Checking the quality of contracted-out analysis

Analytical Methods Committee, AMCTB No 54

Received 8th September 2012

First published on 27th September 2012


Contracting-out is currently a popular method of getting analysis done. It is regarded as conferring two benefits: high quality, because you can select a firm that specialises in the type of analysis required; and low cost because the firm will be permanently set up for that kind of analysis and able to make savings of quantity. But how can you tell if the results you receive are of the quality required, that is, if the uncertainty associated with the results is as small as the level specified by the contractor?


The usual procedure is to examine the results obtained by the laboratory in their quality control activities: (i) control materials or even certified reference materials analysed in each run of analysis and the results shown to be in statistical control; or (ii) z-scores from successive rounds of a proficiency test. Such results, however important in themselves, can be misleading both to the customer and the contractor unless interpreted with full awareness of their shortcomings.

Results from internal quality control

Firstly we have to consider the composition of the control materials used. Are they closely similar to the customer's samples in bulk composition? They could be nominally the same, for example ‘soil’, but quite different mineralogically. If so, they may respond differently to the chemical decomposition used, for instance by affecting the recovery of the analyte. Another aspect of this requirement for matching is the concentration of the analyte. Precision varies markedly with concentration, so we need to be sure that the control materials are typical of the test samples.
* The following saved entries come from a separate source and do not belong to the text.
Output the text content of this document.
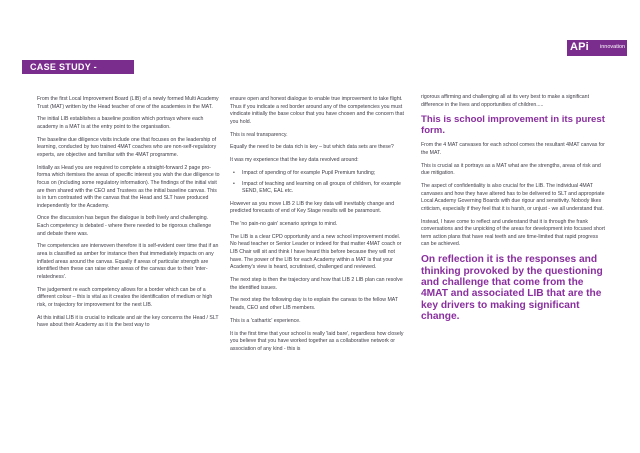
APi innovation
CASE STUDY -

From the first Local Improvement Board (LIB) of a newly formed Multi Academy Trust (MAT) written by the Head teacher of one of the academies in the MAT.

The initial LIB establishes a baseline position which portrays where each academy in a MAT is at the entry point to the organisation.

The baseline due diligence visits include one that focuses on the leadership of learning, conducted by two trained 4MAT coaches who are non-self-regulatory experts, are objective and familiar with the 4MAT programme.

Initially as Head you are required to complete a straight-forward 2 page pro-forma which itemises the areas of specific interest you wish the due diligence to focus on (including some regulatory information). The findings of the initial visit are then shared with the CEO and Trustees as the initial baseline canvas. This is in turn contrasted with the canvas that the Head and SLT have produced independently for the Academy.

Once the discussion has begun the dialogue is both lively and challenging. Each competency is debated - where there needed to be rigorous challenge and debate there was.

The competencies are interwoven therefore it is self-evident over time that if an area is classified as amber for instance then that immediately impacts on any inflated areas around the canvas. Equally if areas of particular strength are identified then these can raise other areas of the canvas due to their 'inter-relatedness'.

The judgement re each competency allows for a border which can be of a different colour – this is vital as it creates the identification of medium or high risk, or trajectory for improvement for the next LIB.

At this initial LIB it is crucial to indicate and air the key concerns the Head / SLT have about their Academy as it is the best way to

ensure open and honest dialogue to enable true improvement to take flight. Thus if you indicate a red border around any of the competencies you must vindicate initially the base colour that you have chosen and the concern that you hold.

This is real transparency.

Equally the need to be data rich is key – but which data sets are these?

It was my experience that the key data revolved around:

• Impact of spending of for example Pupil Premium funding;
• Impact of teaching and learning on all groups of children, for example SEND, EMC, EAL etc.

However as you move LIB 2 LIB the key data will inevitably change and predicted forecasts of end of Key Stage results will be paramount.

The 'no pain-no gain' scenario springs to mind.

The LIB is a clear CPD opportunity and a new school improvement model. No head teacher or Senior Leader or indeed for that matter 4MAT coach or LIB Chair will sit and think I have heard this before because they will not have. The power of the LIB for each Academy within a MAT is that your Academy's view is heard, scrutinised, challenged and reviewed.

The next step is then the trajectory and how that LIB 2 LIB plan can resolve the identified issues.

The next step the following day is to explain the canvas to the fellow MAT heads, CEO and other LIB members.

This is a 'cathartic' experience.

It is the first time that your school is really 'laid bare', regardless how closely you believe that you have worked together as a collaborative network or association of any kind - this is

rigorous affirming and challenging all at its very best to make a significant difference in the lives and opportunities of children.....

This is school improvement in its purest form.

From the 4 MAT canvases for each school comes the resultant 4MAT canvas for the MAT.

This is crucial as it portrays as a MAT what are the strengths, areas of risk and due mitigation.

The aspect of confidentiality is also crucial for the LIB. The individual 4MAT canvases and how they have altered has to be delivered to SLT and appropriate Local Academy Governing Boards with due rigour and sensitivity. Nobody likes criticism, especially if they feel that it is harsh, or unjust - we all understand that.

Instead, I have come to reflect and understand that it is through the frank conversations and the unpicking of the areas for development into focused short term action plans that have real teeth and are time-limited that rapid progress can be achieved.

On reflection it is the responses and thinking provoked by the questioning and challenge that come from the 4MAT and associated LIB that are the key drivers to making significant change.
Control materials are usually (and CRMs always) prepared with the utmost care to ensure a sufficiently close approach to stability and heterogeneity. For solids this involves very fine grinding and thorough mixing. Such treatment reduces both the within-run and between-run variation in the results to a minimum. That is appropriate for QC activities, which ensure that the factors affecting uncertainty have not changed significantly since validation time. But the dispersion thus observed will not represent that likely in relation to the customer's samples. The fine grinding of the control materials ensures that the test portions will be very similar in composition and maximises the efficacy of any chemical decomposition. These conditions will seldom apply equally to the routine samples submitted.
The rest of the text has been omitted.